Seit ich in Georgien bin, assimiliere ich mich langsam an die Backpacker dieser Erde. Gestern habe ich mich dabei ertappt, wie ich allein zwischen anderen ungeduscht, barfuß, mit in die Kniekehlen gekrempelten Skinnyjeans und Ethno-Leinen-Oberteil im Schneidersitz auf dem Teppichboden des topgerateten und getripadvisorten Hostels von Batumi gesessen bin und auf meinem Laptop an meinem Reiseblog geschrieben habe. Für die Deckenlampe müssen wir aussehen wie eine seltsame Form stinkender, stummer, dauermeditierender Riesenglühwürmchen. Glühwürmchen, die aufgrund des ständigen Instantfeedbacks im Internet ein bisschen sensibel geworden sind. Manchmal machen wir uns Gedanken darüber, was Deckenlampen von uns halten. SHARE it, LIKE it, Ikea-Energiespar-Kronleuchter, aber DON’T JUDGE!

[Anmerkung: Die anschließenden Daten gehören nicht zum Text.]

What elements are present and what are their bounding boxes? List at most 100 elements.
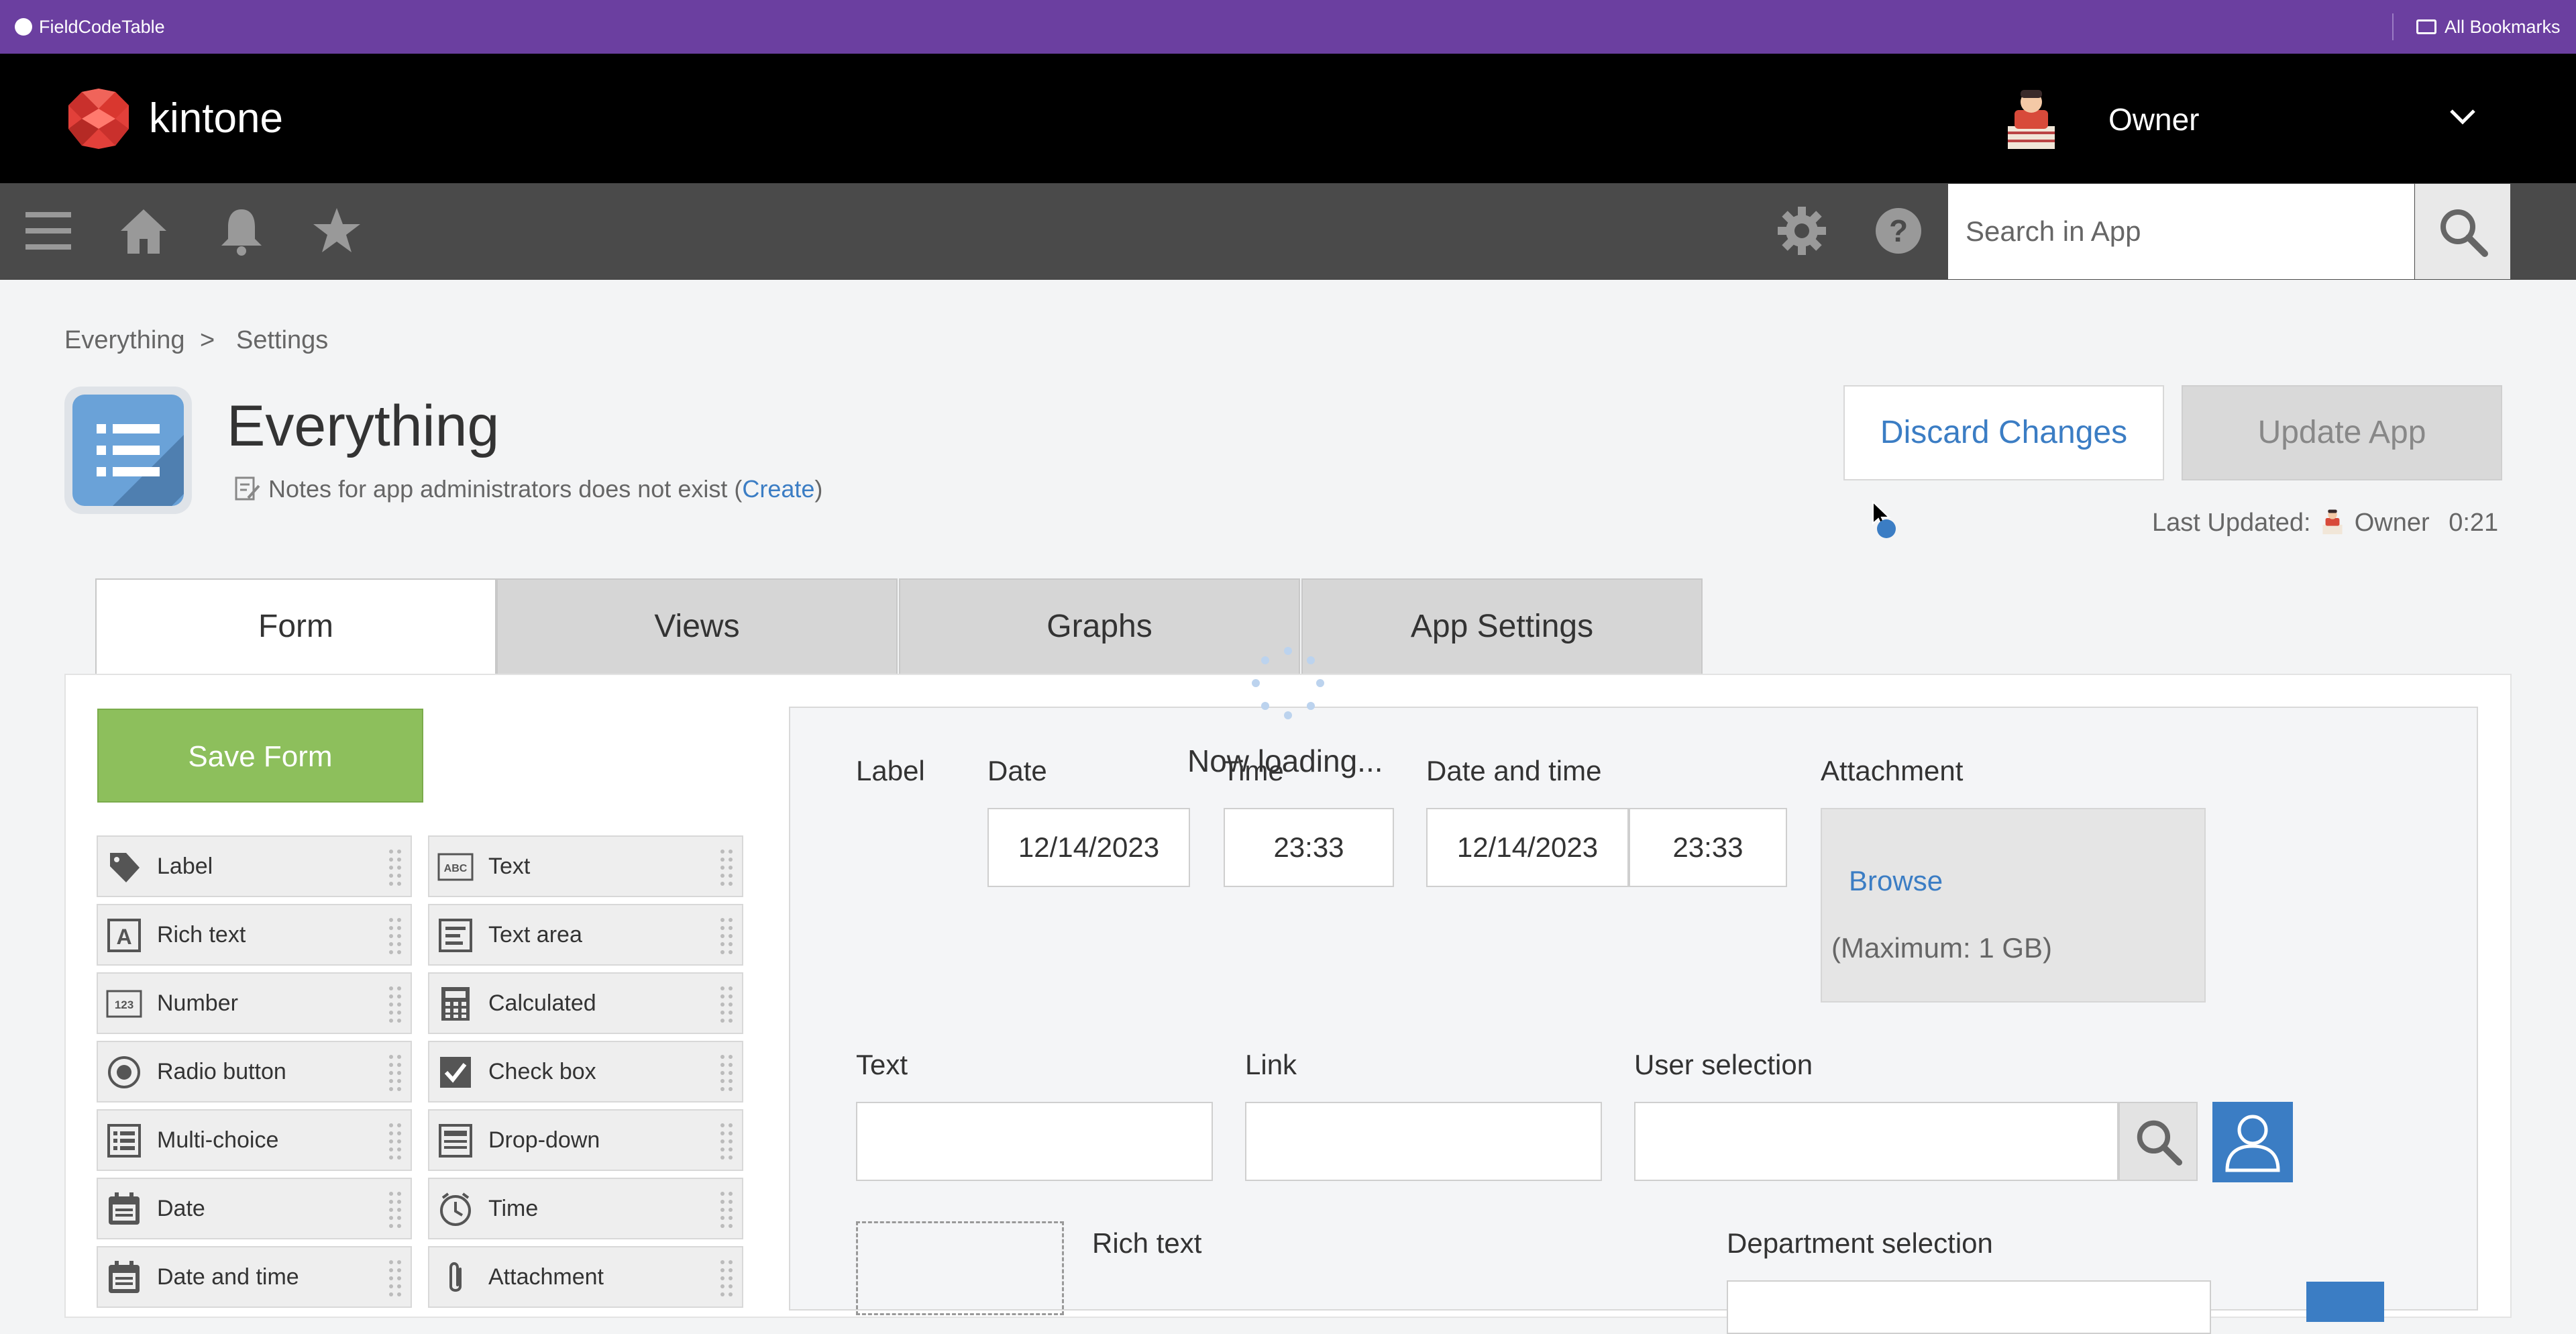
bell-icon[interactable] bbox=[216, 205, 267, 256]
link-field-input[interactable] bbox=[1245, 1102, 1602, 1181]
palette-item-drop-down[interactable]: Drop-down bbox=[428, 1109, 743, 1171]
palette-item-label: Multi-choice bbox=[157, 1127, 279, 1153]
palette-item-label: Text bbox=[488, 854, 531, 879]
globe-icon bbox=[15, 18, 32, 36]
user-avatar-small bbox=[2322, 509, 2343, 535]
search-input[interactable] bbox=[1948, 184, 2414, 279]
palette-item-rich-text[interactable]: A Rich text bbox=[97, 904, 412, 966]
checkbox-icon bbox=[440, 1057, 471, 1088]
search-button[interactable] bbox=[2415, 184, 2510, 279]
drag-handle-icon[interactable] bbox=[386, 1188, 404, 1230]
palette-item-check-box[interactable]: Check box bbox=[428, 1041, 743, 1102]
user-avatar[interactable] bbox=[2002, 86, 2060, 150]
clock-icon bbox=[440, 1192, 471, 1226]
user-name[interactable]: Owner bbox=[2108, 101, 2199, 138]
text-field-input[interactable] bbox=[856, 1102, 1213, 1181]
palette-item-text-area[interactable]: Text area bbox=[428, 904, 743, 966]
admin-notes: Notes for app administrators does not ex… bbox=[268, 474, 822, 504]
star-icon[interactable] bbox=[311, 205, 362, 256]
user-selection-label: User selection bbox=[1634, 1049, 1813, 1080]
radio-icon bbox=[108, 1056, 140, 1088]
tab-app-settings[interactable]: App Settings bbox=[1301, 578, 1703, 675]
abc-icon: ABC bbox=[437, 853, 474, 881]
drag-handle-icon[interactable] bbox=[718, 1257, 735, 1298]
palette-item-label: Radio button bbox=[157, 1059, 286, 1084]
palette-item-radio-button[interactable]: Radio button bbox=[97, 1041, 412, 1102]
breadcrumb-separator: > bbox=[200, 326, 215, 354]
palette-item-attachment[interactable]: Attachment bbox=[428, 1246, 743, 1308]
drag-handle-icon[interactable] bbox=[718, 1051, 735, 1093]
calendar-icon bbox=[109, 1192, 140, 1225]
drag-handle-icon[interactable] bbox=[718, 983, 735, 1025]
app-icon bbox=[64, 387, 192, 514]
kintone-logo-text[interactable]: kintone bbox=[149, 95, 283, 142]
attachment-max-size: (Maximum: 1 GB) bbox=[1831, 932, 2053, 964]
drag-handle-icon[interactable] bbox=[718, 846, 735, 888]
last-updated-user[interactable]: Owner bbox=[2355, 509, 2430, 537]
drag-handle-icon[interactable] bbox=[718, 1120, 735, 1162]
user-search-button[interactable] bbox=[2118, 1102, 2198, 1181]
dropdown-icon bbox=[439, 1124, 472, 1158]
tab-form[interactable]: Form bbox=[95, 578, 496, 678]
svg-text:?: ? bbox=[1889, 213, 1908, 248]
palette-item-label: Check box bbox=[488, 1059, 596, 1084]
calendar-icon bbox=[109, 1261, 140, 1293]
tab-views[interactable]: Views bbox=[496, 578, 898, 675]
datetime-time-input[interactable]: 23:33 bbox=[1629, 808, 1787, 887]
drag-handle-icon[interactable] bbox=[718, 1188, 735, 1230]
rich-text-field-label: Rich text bbox=[1092, 1227, 1202, 1259]
create-notes-link[interactable]: Create bbox=[742, 475, 814, 503]
save-form-button[interactable]: Save Form bbox=[97, 709, 423, 803]
folder-icon bbox=[2416, 19, 2436, 34]
drag-handle-icon[interactable] bbox=[386, 846, 404, 888]
drag-handle-icon[interactable] bbox=[386, 915, 404, 956]
palette-item-multi-choice[interactable]: Multi-choice bbox=[97, 1109, 412, 1171]
palette-item-date[interactable]: Date bbox=[97, 1178, 412, 1239]
last-updated-label: Last Updated: bbox=[2152, 509, 2311, 537]
breadcrumb-item-everything[interactable]: Everything bbox=[64, 325, 185, 355]
menu-icon[interactable] bbox=[23, 205, 74, 256]
form-canvas bbox=[789, 707, 2478, 1311]
palette-item-number[interactable]: 123 Number bbox=[97, 972, 412, 1034]
text-field-label: Text bbox=[856, 1049, 908, 1080]
tab-graphs[interactable]: Graphs bbox=[899, 578, 1300, 675]
drag-handle-icon[interactable] bbox=[718, 915, 735, 956]
calculator-icon bbox=[441, 987, 470, 1021]
home-icon[interactable] bbox=[118, 205, 169, 256]
department-pick-button[interactable] bbox=[2306, 1282, 2384, 1322]
browse-link[interactable]: Browse bbox=[1849, 864, 1943, 898]
text-area-icon bbox=[439, 919, 472, 952]
time-field-input[interactable]: 23:33 bbox=[1224, 808, 1394, 887]
cursor-icon bbox=[1872, 501, 1896, 538]
gear-icon[interactable] bbox=[1776, 205, 1827, 256]
discard-changes-button[interactable]: Discard Changes bbox=[1843, 385, 2164, 480]
drag-handle-icon[interactable] bbox=[386, 1257, 404, 1298]
palette-item-date-and-time[interactable]: Date and time bbox=[97, 1246, 412, 1308]
label-field[interactable]: Label bbox=[856, 754, 925, 788]
last-updated: Last Updated: Owner 0:21 bbox=[2152, 508, 2498, 537]
attachment-dropzone bbox=[1821, 808, 2206, 1003]
all-bookmarks-link[interactable]: All Bookmarks bbox=[2445, 0, 2561, 54]
palette-item-label[interactable]: Label bbox=[97, 835, 412, 897]
user-pick-button[interactable] bbox=[2212, 1102, 2293, 1182]
kintone-logo-icon[interactable] bbox=[62, 89, 136, 149]
department-selection-input[interactable] bbox=[1727, 1280, 2211, 1334]
date-field-input[interactable]: 12/14/2023 bbox=[987, 808, 1190, 887]
drag-handle-icon[interactable] bbox=[386, 1051, 404, 1093]
palette-item-label: Date bbox=[157, 1196, 205, 1221]
chevron-down-icon[interactable] bbox=[2449, 107, 2477, 126]
link-field-label: Link bbox=[1245, 1049, 1297, 1080]
update-app-button[interactable]: Update App bbox=[2182, 385, 2502, 480]
palette-item-time[interactable]: Time bbox=[428, 1178, 743, 1239]
user-selection-input[interactable] bbox=[1634, 1102, 2118, 1181]
paperclip-icon bbox=[449, 1262, 462, 1292]
browser-tab-title[interactable]: FieldCodeTable bbox=[39, 0, 165, 54]
list-icon bbox=[72, 395, 184, 506]
palette-item-text[interactable]: ABC Text bbox=[428, 835, 743, 897]
palette-item-calculated[interactable]: Calculated bbox=[428, 972, 743, 1034]
datetime-date-input[interactable]: 12/14/2023 bbox=[1426, 808, 1629, 887]
help-icon[interactable]: ? bbox=[1873, 205, 1924, 256]
drag-handle-icon[interactable] bbox=[386, 983, 404, 1025]
loading-text: Now loading... bbox=[1187, 743, 1383, 778]
drag-handle-icon[interactable] bbox=[386, 1120, 404, 1162]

Tag 51: Eckpfeiler eines Erfolgs-Blogs

Ein erfolgreicher französischer Reiseblogger hat mir vorgeschlagen, ein paar historische Fakten über jedes Land, durch das ich reise, einzustreuen.

Eine erfolgreiche schweizerische Reisebloggerin hat mir vorgeschlagen, meine Gefühle weiter in den Mittelpunkt zu rücken und eine emotionalere Sprache zu wählen. Selbstfindung sei ein ganz wichtiges Topic. Außerdem bräuchte ich noch eine hippe neue Diätform, über die ich dann schreiben könne. Das sei erstens gut für die Gesundheit und zweitens gut für die Klickzahlen. Antivirulent und proviral, wenn man so möchte.

Mein Opa hat mir vorgeschlagen, in meinem Reisebericht auch hier und da mal über meine Reise zu schreiben.

Björn hat vorgeschlagen, wir könnten uns bezüglich des ausgezeichneten georgischen Bieres noch einen kleinen Nachschlag genehmigen und dann an den Strand gehen, bevor wir den Sonnenuntergang verpassen.

Ich habe beschlossen, die letzten drei Vorschläge zu beherzigen. Wer sich für die Geschichte Georgiens interessiert, möchte diese bitte selbst recherchieren.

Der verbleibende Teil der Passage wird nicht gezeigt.